The American coming-of-age drama All Together Now premiered over the weekend, inciting tears, smiles, hope, and maybe even a new faith in humanity, but it could have done so much better with a more flawed protagonist.
The film is based on the novel, ‘Sorta Like a Rockstar’ by Matthew Quick, and begins with Amber Appleton (Auliʻi Cravalho), a teenage high school senior, teaching English to a group of Korean women. After the lesson, they all merrily sing Shirley Ellis’s The Clapping Song. Amber is a near-perfect girl in the eyes of her students and her friends: strong, optimistic, helpful, and talented. However, none of them know her biggest secret, that she is homeless.
For months, she was living with her widowed, alcoholic mother, and Bobby her pet Chihuahua, in a public bus that her mother drove for a living whilst also working multiple other part-time jobs to save money for an apartment. On one eventful day, Amber receives an email inviting her to an audition at Carnegie Mellon University, her dream college. However, her happiness does not last long as she later finds out that her mother lost her jobs, and has no choice but to return to an abusive relationship. A series of tragedies follow, and Amber has to put on a brave face to confront them.
One remarkable point about All Together Now is its level of realism. Amber is not obsessed with romance or pop culture unlike the teens in other Netflix slice-of-life originals such as To All the Boys I’ve Loved Before and Let It Snow. She is dealing with poverty, homelessness, and abusive relationships whilst following her dreams. Amber represents one of the countless girls like this in the world, who will not give up working hard for a better life. The storyline is quite good, and the many tears cried for Amber are compensated with over-the-top sweetness; a style that is slightly out of fashion, but is never boring.
Moana star Cravalho gives a spectacular performance playing Amber, with realistic facial expressions and natural displays of emotion. Cravalho has a bright future for certain, but director Brett Haley’s reliance on her in the film was not a wise choice. With Auliʻi appearing in all the scenes in the film, Haley undermines the talents of Marvel’s Runaways star Rhenzy Feliz, and Scrubs standout Judy Reyes, who should have had their own focus as supporting characters to liven up the story. Additionally, this format makes it difficult to spot the chemistry between the characters.

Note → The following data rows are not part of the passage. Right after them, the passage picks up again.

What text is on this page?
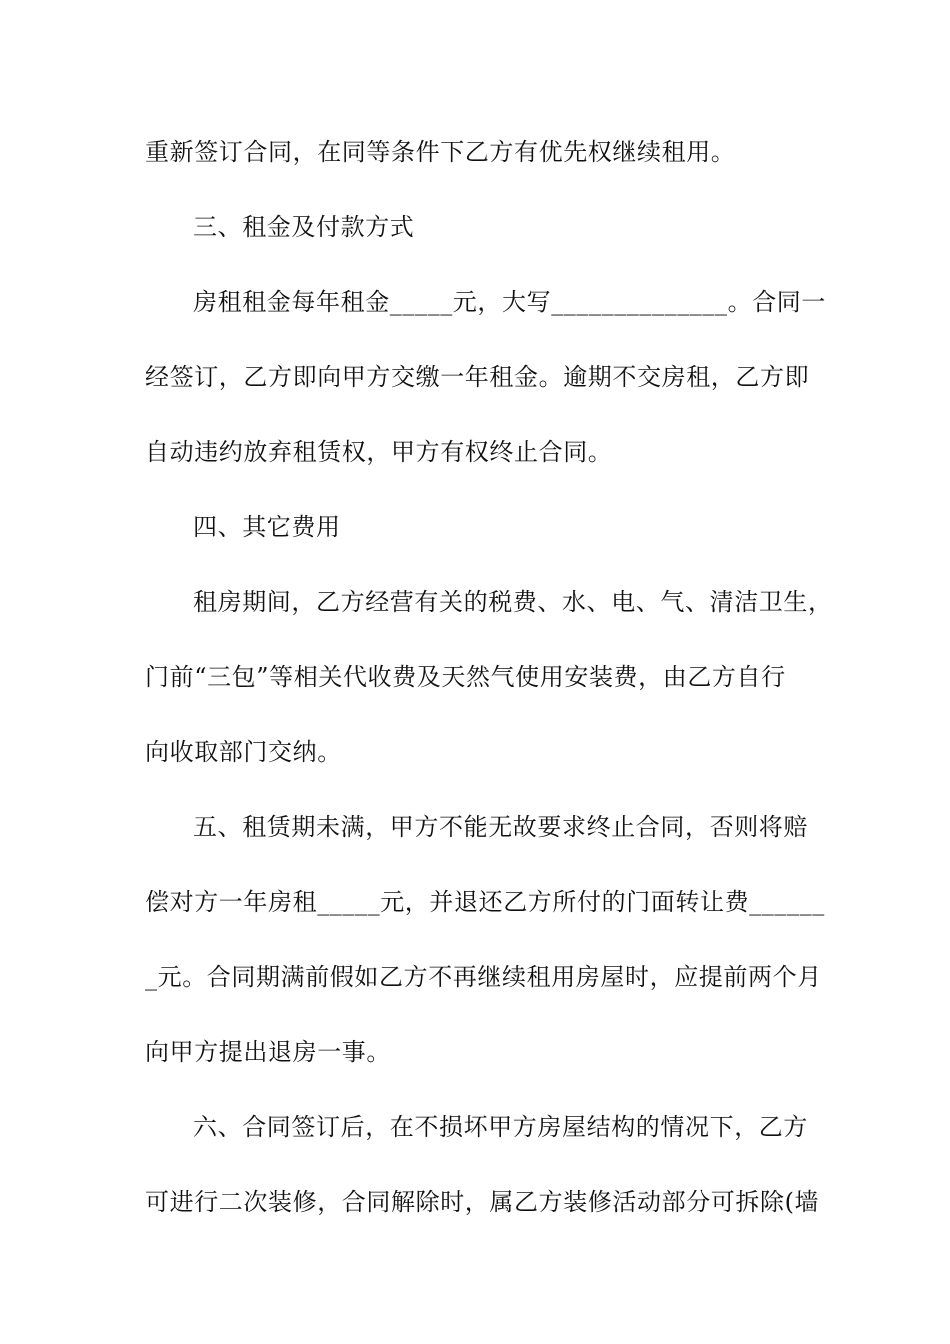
重新签订合同，在同等条件下乙方有优先权继续租用。
三、租金及付款方式
房租租金每年租金_____元，大写______________。合同一
经签订，乙方即向甲方交缴一年租金。逾期不交房租，乙方即
自动违约放弃租赁权，甲方有权终止合同。
四、其它费用
租房期间，乙方经营有关的税费、水、电、气、清洁卫生，
门前“三包”等相关代收费及天然气使用安装费，由乙方自行
向收取部门交纳。
五、租赁期未满，甲方不能无故要求终止合同，否则将赔
偿对方一年房租_____元，并退还乙方所付的门面转让费______
_元。合同期满前假如乙方不再继续租用房屋时，应提前两个月
向甲方提出退房一事。
六、合同签订后，在不损坏甲方房屋结构的情况下，乙方
可进行二次装修，合同解除时，属乙方装修活动部分可拆除(墙
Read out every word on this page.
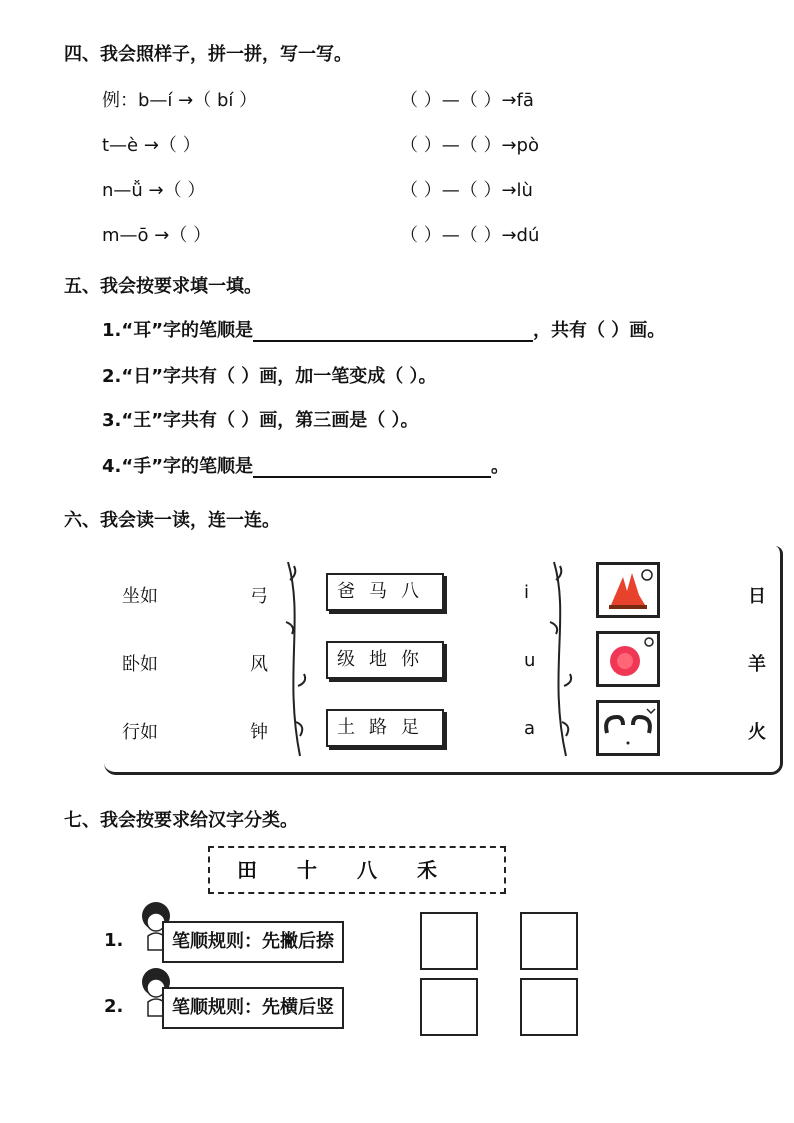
四、我会照样子，拼一拼，写一写。
例：b—í →（ bí ）
t—è →（ ）
n—ǚ →（ ）
m—ō →（ ）
（ ）—（ ）→fā
（ ）—（ ）→pò
（ ）—（ ）→lù
（ ）—（ ）→dú
五、我会按要求填一填。
1.“耳”字的笔顺是	，共有（ ）画。
2.“日”字共有（ ）画，加一笔变成（ ）。
3.“王”字共有（ ）画，第三画是（ ）。
4.“手”字的笔顺是	。
六、我会读一读，连一连。
坐如
卧如
行如
弓
风
钟
爸马八
级地你
土路足
i
u
a
日
羊
火
七、我会按要求给汉字分类。
田十八禾
1.	笔顺规则：先撇后捺
2.	笔顺规则：先横后竖
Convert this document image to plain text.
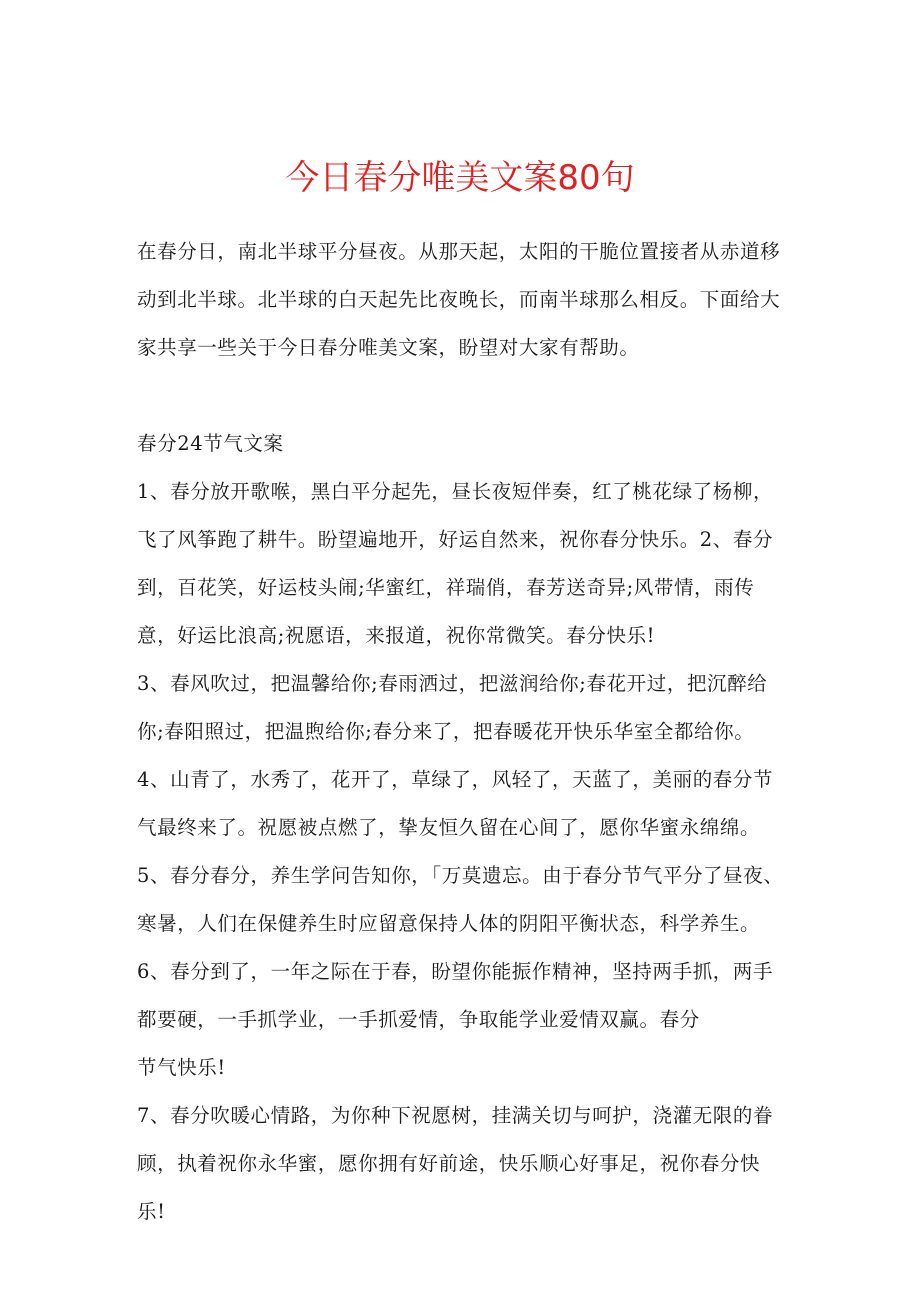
今日春分唯美文案80句

在春分日，南北半球平分昼夜。从那天起，太阳的干脆位置接者从赤道移动到北半球。北半球的白天起先比夜晚长，而南半球那么相反。下面给大家共享一些关于今日春分唯美文案，盼望对大家有帮助。

春分24节气文案

1、春分放开歌喉，黑白平分起先，昼长夜短伴奏，红了桃花绿了杨柳，飞了风筝跑了耕牛。盼望遍地开，好运自然来，祝你春分快乐。2、春分到，百花笑，好运枝头闹;华蜜红，祥瑞俏，春芳送奇异;风带情，雨传意，好运比浪高;祝愿语，来报道，祝你常微笑。春分快乐!

3、春风吹过，把温馨给你;春雨洒过，把滋润给你;春花开过，把沉醉给你;春阳照过，把温煦给你;春分来了，把春暖花开快乐华室全都给你。

4、山青了，水秀了，花开了，草绿了，风轻了，天蓝了，美丽的春分节气最终来了。祝愿被点燃了，挚友恒久留在心间了，愿你华蜜永绵绵。

5、春分春分，养生学问告知你，「万莫遗忘。由于春分节气平分了昼夜、寒暑，人们在保健养生时应留意保持人体的阴阳平衡状态，科学养生。

6、春分到了，一年之际在于春，盼望你能振作精神，坚持两手抓，两手都要硬，一手抓学业，一手抓爱情，争取能学业爱情双赢。春分

节气快乐!

7、春分吹暖心情路，为你种下祝愿树，挂满关切与呵护，浇灌无限的眷顾，执着祝你永华蜜，愿你拥有好前途，快乐顺心好事足，祝你春分快乐!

Another flaw of the director was making the protagonist flawless. She is depicted more like an angel sent from heaven, rather than a normal high school girl. Consequently, the director fails to present the internal and external conflicts of the character, which could have created more suspense and twists in the story.
Having a perfect protagonist does not by any means make a film perfect, but “All Together Now” is still a watchable film given its realistic aspects and freshness.